Evolution der Netzarchitekturen
Die unterschiedlichen Anforderungen sind nicht mit einer einheitlichen Netzarchitektur und einer Luftschnittstelle zu realisieren. Aus diesem Grund unterstützt 5G nicht nur eine NR, sondern viele unterschiedliche Netzzugänge. Die verschiedenen Luftschnittstellen müssen für den jeweiligen Anwendungszweck konfigurierbar sein. Innerhalb von verschiedenen Netzabschnitten sollen separierte Bereiche innerhalb eines Zugangssystems oder Netze mit unterschiedlichen Eigenschaften (Datenraten, Latenzzeiten, Sicherheit der Übertragung und der Verbindungsdichte) bereitgestellt werden. Die Architektur des Transportnetzes basiert auf Software-defined Networking (SDN). Damit sind die Eigenschaften des 5G-Zugangs in den unterschiedlichen Umgebungen und für die verschiedenen Dienste nicht gleich, sondern unterscheiden sich in den jeweils bereitgestellten Funkzugängen, Netzeigenschaften und Diensten. Die Realisierung der Netzfunktionen basiert auf dem Ansatz der Virtualisierung (Network Functions Virtualization; NFV).
Nachdem UMTS schnellere Übertragungsgeschwindigkeiten und LTE geringere Laufzeiten ins Netz gebracht hatten, reagierte 5G flexibel auf die neuen Anforderungen. Es musste neue Endsysteme wie etwa M2M, Fahrzeuge und IoT, eine sehr große Anzahl von Terminals und verschiedene Übertragungs- und Zugangstechniken unterstützen. Außerdem sollte eine hohe Sicherheit der Übertragung in Kombination mit einer hohen Verfügbarkeit und sehr kurzen Übertragungszeiten realisiert werden. In der Praxis sind hierfür Funkzellen für große Gebiete als auch sehr kleine Zellen mit einer großen Verkehrsdichte (Ultra Dense Networks) erforderlich.
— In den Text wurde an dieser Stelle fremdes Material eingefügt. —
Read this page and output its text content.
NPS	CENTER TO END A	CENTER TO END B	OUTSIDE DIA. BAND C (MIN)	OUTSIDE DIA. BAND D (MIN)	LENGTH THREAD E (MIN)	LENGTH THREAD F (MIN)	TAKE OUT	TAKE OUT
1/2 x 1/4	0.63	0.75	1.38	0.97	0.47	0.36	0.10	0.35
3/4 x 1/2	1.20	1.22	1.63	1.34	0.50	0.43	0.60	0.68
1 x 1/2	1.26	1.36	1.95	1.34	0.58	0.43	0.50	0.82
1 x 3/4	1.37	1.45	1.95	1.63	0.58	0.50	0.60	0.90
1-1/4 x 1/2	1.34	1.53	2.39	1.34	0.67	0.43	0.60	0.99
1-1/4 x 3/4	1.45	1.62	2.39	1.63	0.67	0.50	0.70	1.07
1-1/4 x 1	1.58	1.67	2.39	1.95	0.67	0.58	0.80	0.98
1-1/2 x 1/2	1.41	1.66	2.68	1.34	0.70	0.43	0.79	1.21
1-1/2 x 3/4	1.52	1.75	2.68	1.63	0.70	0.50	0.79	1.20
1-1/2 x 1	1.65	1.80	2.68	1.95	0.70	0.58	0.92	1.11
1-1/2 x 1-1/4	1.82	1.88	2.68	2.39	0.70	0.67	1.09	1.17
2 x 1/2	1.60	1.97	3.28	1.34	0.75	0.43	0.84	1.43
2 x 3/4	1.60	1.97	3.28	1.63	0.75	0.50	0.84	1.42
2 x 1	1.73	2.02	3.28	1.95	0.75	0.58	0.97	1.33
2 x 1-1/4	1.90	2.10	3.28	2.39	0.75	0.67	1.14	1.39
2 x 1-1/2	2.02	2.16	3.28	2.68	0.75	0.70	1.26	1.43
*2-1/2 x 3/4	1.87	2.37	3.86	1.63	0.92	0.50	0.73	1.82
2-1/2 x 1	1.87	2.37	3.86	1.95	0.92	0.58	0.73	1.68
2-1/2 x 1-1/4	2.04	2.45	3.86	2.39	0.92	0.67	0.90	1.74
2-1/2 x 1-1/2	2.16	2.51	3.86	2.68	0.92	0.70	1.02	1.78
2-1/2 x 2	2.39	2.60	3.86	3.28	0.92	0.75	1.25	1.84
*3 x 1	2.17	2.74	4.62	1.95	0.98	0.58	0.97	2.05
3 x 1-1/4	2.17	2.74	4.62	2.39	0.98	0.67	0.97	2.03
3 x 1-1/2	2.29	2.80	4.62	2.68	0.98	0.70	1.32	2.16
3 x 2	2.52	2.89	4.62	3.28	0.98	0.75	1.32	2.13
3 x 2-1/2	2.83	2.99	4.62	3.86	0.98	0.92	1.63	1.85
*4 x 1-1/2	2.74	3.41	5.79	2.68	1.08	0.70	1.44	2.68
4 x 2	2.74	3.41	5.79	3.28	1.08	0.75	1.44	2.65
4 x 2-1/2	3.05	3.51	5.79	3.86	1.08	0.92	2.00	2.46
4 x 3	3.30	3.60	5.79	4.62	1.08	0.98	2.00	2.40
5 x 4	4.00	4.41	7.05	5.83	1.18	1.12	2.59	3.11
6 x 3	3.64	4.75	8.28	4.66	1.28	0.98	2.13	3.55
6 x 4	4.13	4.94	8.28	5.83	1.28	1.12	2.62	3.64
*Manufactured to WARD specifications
Im Prinzip besteht ein 5G-Netz aus der Kombination von einem "Radio Access" (Radio Access Network; RAN von LTE) dem "New Radio" (von 5G) und dem WLAN oder andere Zugangstechniken. Hinzu kommen ein Transportnetz zur Aggregation von Zugangssystemen, ein Core-Netz und angeschaltete Data Center, die die verschiedenen Netzfunktionen als virtuelle Maschinen sowie Anwendungen und Dienste bereitstellen. Die daraus resultierenden offenen RAN-Standards (Open Radio Access Network) ermöglichen es jeder Organisation, RAN-Produkte zu entwickeln, die dank der Standardschnittstellen zusammenarbeiten können.
Open RAN, OpenRAN und ORAN
Bevor wir über Open RAN sprechen, müssen wir kurz in die wunderbare Welt der IT-Akronyme eintauchen, denn in diesem Fall besteht sehr hohe Verwechslungsgefahr. Open RAN ist ein Konzept der drahtlosen Telekommunikation, das darauf abzielt, Hardware und Software voneinander zu trennen und offene Schnittstellen zwischen diesen beiden Komponenten zu schaffen.
Hingegen kann sich "OpenRAN" auf eine der beiden Gruppen innerhalb des Telecom Infra Projects beziehen: Die OpenRAN-Projektgruppe, die eine Initiative zur Definition und Entwicklung von 2G-, 3G- und 4G-RAN-Umgebungen auf der Grundlage von universeller, herstellerneutraler Hardware und softwaredefinierter Technologie ist, oder die OpenRAN 5G NR-Projektgruppe, die sich auf 5G NR konzentriert. Schließlich finden sich noch "O-RAN" und "ORAN". O-RAN – die Bezeichnungen mit dem Bindestrich – beziehen sich auf die O-RAN Alliance, die neue RAN-Spezifikationen veröffentlicht, offene Software für das RAN bereitstellt und ihre Mitglieder bei der Integration und Prüfung ihrer Implementierungen unterstützt. ORAN hingegen beschreibt die Open-RAN-Bewegung – O-RAN mit Bindestrich bezieht sich jedoch immer auf die O-RAN Alliance.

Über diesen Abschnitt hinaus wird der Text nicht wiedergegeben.